I find that in discussions of the Categories there tends to be a lack of clarity about what Aristotle means by a primary substance. I shall therefore draw a distinction and then, by way of illustration, give a few texts in which this distinction seems to be fudged. I shall refer to the distinction as that between 'commonsense' and 'theoretical' primary substance.
A commonsense primary substance is what we would call a 'thing'. It is a particular to which we might give a proper name. E.g. this particular horse ('Secretariat') or this particular human ('Socrates').It makes sense that, on Aristotelian terms, there should be such entities as theoretical primary substances. After all, the category of substance is distinct from that of quality, quantity, relation, and so on. Therefore, the entity which is a substance would be distinct from the entities which are qualities, quantities, relations, and so on, inhering in that substance. The substance, then, would presumably be something that existed distinct from these other things.
A theoretical primary substance is a notion we arrive at by beginning with a commonsense primary substance, but then conceiving of it (somehow) in abstraction from any of the accidents that might belong to it. E.g. this instance of horse nature; this instance of human nature.
Of course, one might wonder how there can be an instance of human nature which was not, however, determined yet in accordance with the other categories.
Now which of these does Aristotle mean when he talks of 'primary substances' in the Categories? The language he uses is indeterminate as between them. ho tis anthropos can mean either "The particular human" (in the ordinary sense of the term) or "The instance, man" (in the theoretical sense).
Now, as I said, I find unclarity when scholars refer to the primary substances of the Categories. Dan Devereux, for instance, refers to them as 'concrete particulars' and says such things as the following:
Although the species 'horse' has two substance-making features while the individual horse has only one, the individual horse (and not the species) is a primary substance because it is more of an underlying subject (162).It looks as though by 'individual horse' he means a commonsense thing, such as Secretariat; and yet his language, I suppose, could be taken in the other way (although, admittedly, 'concrete particular' definitely suggests the commonsense notion).

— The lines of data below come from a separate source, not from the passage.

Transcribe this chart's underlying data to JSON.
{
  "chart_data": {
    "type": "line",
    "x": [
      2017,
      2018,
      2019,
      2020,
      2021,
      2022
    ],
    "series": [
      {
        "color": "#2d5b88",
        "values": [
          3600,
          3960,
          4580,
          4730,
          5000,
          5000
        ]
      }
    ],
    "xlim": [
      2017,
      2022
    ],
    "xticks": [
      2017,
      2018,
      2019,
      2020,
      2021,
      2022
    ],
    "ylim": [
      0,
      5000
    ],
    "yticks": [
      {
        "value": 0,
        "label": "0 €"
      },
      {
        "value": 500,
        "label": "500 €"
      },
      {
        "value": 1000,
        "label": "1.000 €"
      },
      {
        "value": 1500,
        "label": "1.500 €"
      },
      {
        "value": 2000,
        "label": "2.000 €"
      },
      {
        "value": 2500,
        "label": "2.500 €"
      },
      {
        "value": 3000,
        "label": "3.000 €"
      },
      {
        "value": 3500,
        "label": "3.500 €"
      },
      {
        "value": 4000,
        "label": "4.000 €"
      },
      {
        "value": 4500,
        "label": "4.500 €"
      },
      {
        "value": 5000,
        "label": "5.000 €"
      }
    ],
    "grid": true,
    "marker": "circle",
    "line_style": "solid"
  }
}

S. Marc Cohen seems to go back and forth between both notions in his SEP article on Aristotle's Metaphysics. When he says:
The concepts of matter and form, as we noted, are absent from the Categories. Individual substances — this man or that horse — apart from their accidental characteristics — the qualities, etc., that inhere in them — are viewed in that work as essentially simple, unanalyzable atoms. Although there is metaphysical structure to the fact that, e.g., this horse is white (a certain quality inheres in a certain substance), the fact that this is a horse is a kind of brute fact, devoid of metaphysical structure.He seems to be understanding primary substances as theoretical. And yet when he says, in the same article:
At the top (or trunk) of the tree are the most generic items in that category (e.g., in the case of the category of substance, the genus plant and the genus animal); branching below them are universals at the next highest level, and branching below these are found lower levels of universals, and so on, down to the lowest level universals (e.g., such infimae species as man and horse); at the lowest level — the leaves of the tree — are found the individual substances, e.g., this man, that horse, etc.He seems to be understanding them as commonsensical. Surely 'this man' is something like Socrates, and 'this horse' is something like Secretariat.
Which is Aristotle's notion? This much, at least, is clear: if Aristotle's notion is of a 'theoretical' substance, then it would be natural for him to speak of 'the substance of' a thing (as he does, without explanation, in the Metaphysics)--because the substance of Secretariat would be the horse nature that Secretariat has; the substance of Socrates would be the human nature that Socrates has; etc.
I believe the most common view is that by 'primary substances' in the Categories Aristotle means the commonsensical sort. But that view has a big problem--doesn't it?--namely that a commonsensical substance is not only a substance: it has lots of accidents thrown in with it.